Гретхен знала Эванса вот уже два года, она сделала с ним картину до этой и пришла к выводу, что режиссер ее слишком нетребователен к себе, ему всегда нравится то, что он делает. Где-то в подсознании, подспудно, он решил, что высокомерие только способствует лучшему выражению его «эго» и что для психического здоровья надо держаться независимо и не допускать, чтобы его критиковали, это чревато опасностью.
– Я не совсем уверена, – возразила Гретхен. – Мне хотелось бы еще повозиться с этим куском…
– Напрасная трата времени, – отозвался Эванс. – Я же говорю тебе – все хорошо!
Как и большинство режиссеров, он проявлял свое нетерпение в монтажной и всегда небрежно относился к деталям.
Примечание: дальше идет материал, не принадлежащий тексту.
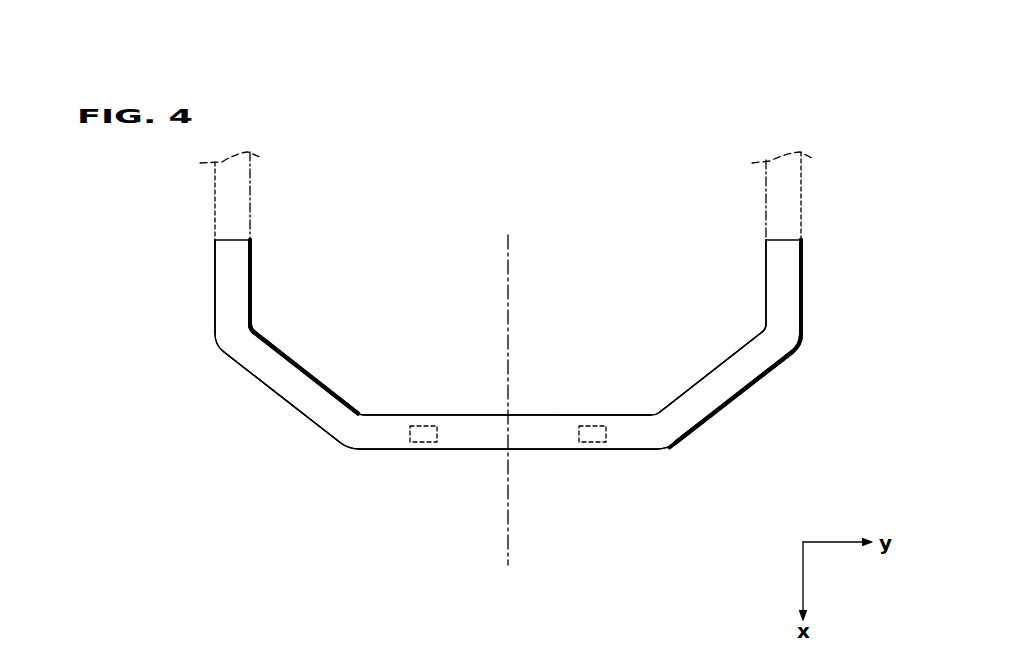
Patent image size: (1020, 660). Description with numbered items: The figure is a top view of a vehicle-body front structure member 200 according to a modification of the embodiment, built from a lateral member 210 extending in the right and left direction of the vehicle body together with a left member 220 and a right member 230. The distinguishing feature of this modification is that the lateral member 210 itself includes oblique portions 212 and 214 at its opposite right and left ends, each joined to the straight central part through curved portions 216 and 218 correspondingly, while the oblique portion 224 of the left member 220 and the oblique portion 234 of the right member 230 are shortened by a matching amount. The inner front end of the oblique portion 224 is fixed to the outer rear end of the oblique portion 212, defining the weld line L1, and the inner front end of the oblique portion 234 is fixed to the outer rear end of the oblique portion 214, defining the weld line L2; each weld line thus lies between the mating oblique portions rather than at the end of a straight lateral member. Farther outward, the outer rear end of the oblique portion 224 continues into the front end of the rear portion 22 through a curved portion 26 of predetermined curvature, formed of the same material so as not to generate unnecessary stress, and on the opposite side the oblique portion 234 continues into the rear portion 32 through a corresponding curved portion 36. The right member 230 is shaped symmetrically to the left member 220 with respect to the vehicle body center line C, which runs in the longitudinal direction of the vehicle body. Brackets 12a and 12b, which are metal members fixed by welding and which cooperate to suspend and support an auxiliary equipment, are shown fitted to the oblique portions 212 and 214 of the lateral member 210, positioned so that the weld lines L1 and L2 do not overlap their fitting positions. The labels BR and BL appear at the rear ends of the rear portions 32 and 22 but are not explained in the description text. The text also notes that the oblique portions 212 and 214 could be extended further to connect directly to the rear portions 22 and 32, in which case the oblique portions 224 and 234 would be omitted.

The vehicle-body front structure member 200 is at (646, 227).
The lateral member 210 is at (542, 400).
The oblique portion 212 is at (683, 413).
The oblique portion 214 is at (332, 413).
The curved portion 216 is at (643, 400).
The curved portion 218 is at (361, 405).
The left member 220 is at (797, 375).
The oblique portion 224 is at (727, 373).
The right member 230 is at (213, 355).
The oblique portion 234 is at (280, 372).
The rear portion 22 is at (785, 288).
The curved portion 26 is at (758, 313).
The rear portion 32 is at (240, 275).
The curved portion 36 is at (255, 317).
The bracket 12a is at (598, 448).
The bracket 12b is at (420, 448).
The right boundary BR is at (222, 208).
The left boundary BL is at (794, 212).
The weld line L1 is at (710, 410).
The weld line L2 is at (312, 407).
The vehicle body center line C is at (510, 293).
– Не знаю, – неуверенно сказала Гретхен. – По-моему, сильно растянуто.
– Именно это мне и нужно, – объяснил ей Эванс. – Я хочу, чтобы здесь все было именно растянуто. – Он возражал ей, как упрямый ребенок.
– Посмотри сам! Все эти люди входят в двери, выходят, – настаивала на своем Гретхен, – эти зловещие тени мелькают, мелькают, но в результате так ничего зловещего и не происходит…
– Не нужно делать из меня Колина Берка, – вспылил Эванс. Он вскочил на ноги. – Меня зовут Эванс Кинселла, напоминаю, если ты забыла, и оно, мое имя, таким останется впредь – Эванс Кинселла. Прошу тебя, всегда помни об этом.
– Прекрати ребячиться, – резко ответила Гретхен. Иногда две роли, которые она исполняла для Эванса-любовника и Эванса-режиссера, переплетались.
– Где мой плащ? Где я оставил этот проклятый плащ? – громко закричал он.
– Ты его оставил в монтажной.
Они возвращались в монтажную вместе. Эванс не помог ей нести коробки с только что просмотренным материалом, который она получила в киноаппаратной. Он раздраженно натягивал плащ. Ида готовила монтажный лист для фильма, который они снимали днем. Эванс подошел к двери, но вдруг остановился, вернулся к Гретхен.
– Я хотел пригласить тебя вместе пообедать, а потом – в кино, – сказал он. – Ну, как? – Он кротко ей улыбнулся. Мысль о том, что он кому-то может не понравиться даже на одно мгновение, была для него просто невыносима.
– Извини, не могу, – ответила Гретхен. – За мной должен заехать брат. На уик-энд я собираюсь к нему в Уитби.